À Jean François Copé…

 Je ne viendrai pas à ta réunion à Strasbourg pour deux raisons.

La première est que les élections municipales sont des élections locales.

Elles ont pour but de choisir un maire pour six ans. Cela concerne les strasbourgeois et uniquement eux. En faire un enjeu national est une mauvaise affaire et ton argumentation consistant à dire « votez UMP contre Hollande » est négative.

Elle est de plus trompeuse car quel que soit le résultat des élections municipales Hollande ne partira pas et nous l’aurons sur le dos encore trois ans.

Nationaliser les municipales participe d’un certain parigot-jacobinisme illusoire et d’un dogmatisme manichéiste peu compatible avec les exigences de gestion d’une grande ville.

D’ailleurs sitôt ta réunion terminée tu repartiras dans le monde médiatique parisien en laissant les candidats seuls face aux Strasbourgeois.

Le seul argument qui devrait conduire les électeurs à voter UMP aux municipales, ce serait qu'ils pensent que la tête de liste UMP peut être un bon maire pour la ville.

 La seconde raison est plus profonde et moins conjoncturelle, elle concerne le fond de mon engagement.

Je ne m’y retrouve plus dans ton UMP et, après avoir murement réfléchi, j’ai décidé de rompre et de mettre mon engagement en accord avec ma conscience.

Je le fais avec une infinie tristesse ayant écrit quelques pages glorieuses des mouvements gaullistes : une formidable UJP avec des assises historiques en 1969, le lancement en politique et dans les médias d’un jeune étudiant, Nicolas, en 1975.

C’était il y a longtemps certes.

Je suis donc resté « encarté » dans un mouvement auquel j’ai adhéré il y a 56 ans.
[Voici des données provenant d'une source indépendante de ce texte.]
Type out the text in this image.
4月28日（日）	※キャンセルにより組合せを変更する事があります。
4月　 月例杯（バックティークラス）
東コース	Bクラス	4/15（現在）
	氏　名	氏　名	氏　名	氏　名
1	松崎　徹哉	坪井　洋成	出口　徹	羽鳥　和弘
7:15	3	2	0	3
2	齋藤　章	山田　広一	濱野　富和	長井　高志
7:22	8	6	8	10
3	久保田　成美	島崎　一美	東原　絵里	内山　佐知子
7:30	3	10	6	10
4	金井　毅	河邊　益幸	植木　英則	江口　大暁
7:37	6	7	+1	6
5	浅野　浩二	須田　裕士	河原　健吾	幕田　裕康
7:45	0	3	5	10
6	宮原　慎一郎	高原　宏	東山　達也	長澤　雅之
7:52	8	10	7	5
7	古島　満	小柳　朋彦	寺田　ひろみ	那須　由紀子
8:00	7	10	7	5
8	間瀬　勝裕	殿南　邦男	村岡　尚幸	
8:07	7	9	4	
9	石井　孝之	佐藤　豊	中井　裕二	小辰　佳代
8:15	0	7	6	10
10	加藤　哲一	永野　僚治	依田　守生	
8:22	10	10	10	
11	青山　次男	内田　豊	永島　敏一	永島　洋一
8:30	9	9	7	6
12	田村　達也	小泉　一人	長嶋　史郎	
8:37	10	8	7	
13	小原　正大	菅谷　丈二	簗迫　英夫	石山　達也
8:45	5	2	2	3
Il avait le beau nom d’Union pour une Nouvelle République et portait l’espoir de mes 18 ans.

En créant l’UJP je me suis clairement situé comme gaulliste de progrès. J’ai milité de toutes mes forces, j’ai exercé des responsabilités nationales et locales.

Mal à l’aise depuis un certain temps je n’ai pas brisé le lien par une sorte d’imbécile fidélité alors que tant de mes amis avaient rompu depuis longtemps.

 Aujourd’hui sonne pour moi l’heure du bilan et je songe à la phrase d’André Malraux :

Un homme est la somme de ses actes.

Dès lors, comme je l’ai annoncé je m’exprimerai avec une liberté d’autant plus ardente qu’elle est issue de la synthèse de mon parcours...

Je tiens aujourd’hui à recouvrer ma totale liberté.

Aussi je t’adresse officiellement ma décision de me mettre en congé de ton UMP.

Avec mes meilleures salutations.

 

Ma déclaration.

Je me mets en congé de l’UMP en attendant un improbable sursaut qui rendrait sa dignité à ce parti héritier des mouvements gaullistes.

Au fil des années j’ai assisté à son inéluctable délitement avec comme point d’orgue les fraudes lors de l’élection de son président.

La division latente sévit partout.

Dès mars 2011, ne supportant plus manœuvres, incuries et impuissances, ici comme à Paris, je m’étais déclaré, en bureau départemental, UMP-LIBRE.

La « buissonisation » de la campagne présidentielle, la création de courants discordants, la prééminence de la droite forte, le charcutage incohérent des circonscriptions à Strasbourg, enfin la manipulation populiste des militants, m’ont définitivement convaincu que dans ce parti il n’y avait plus une once de l’idéal et de l’héritage gaullistes.

Je respecte infiniment les militants, j’ai été un des leurs pendant plus de cinquante ans. Voir comment on les instrumentalise pour quelques intérêts personnels, pour des courses aux places sur des listes, me révolte.

 

Je serai donc à partir de ce jour un homme totalement libre, fidèle aux leçons du général de Gaulle.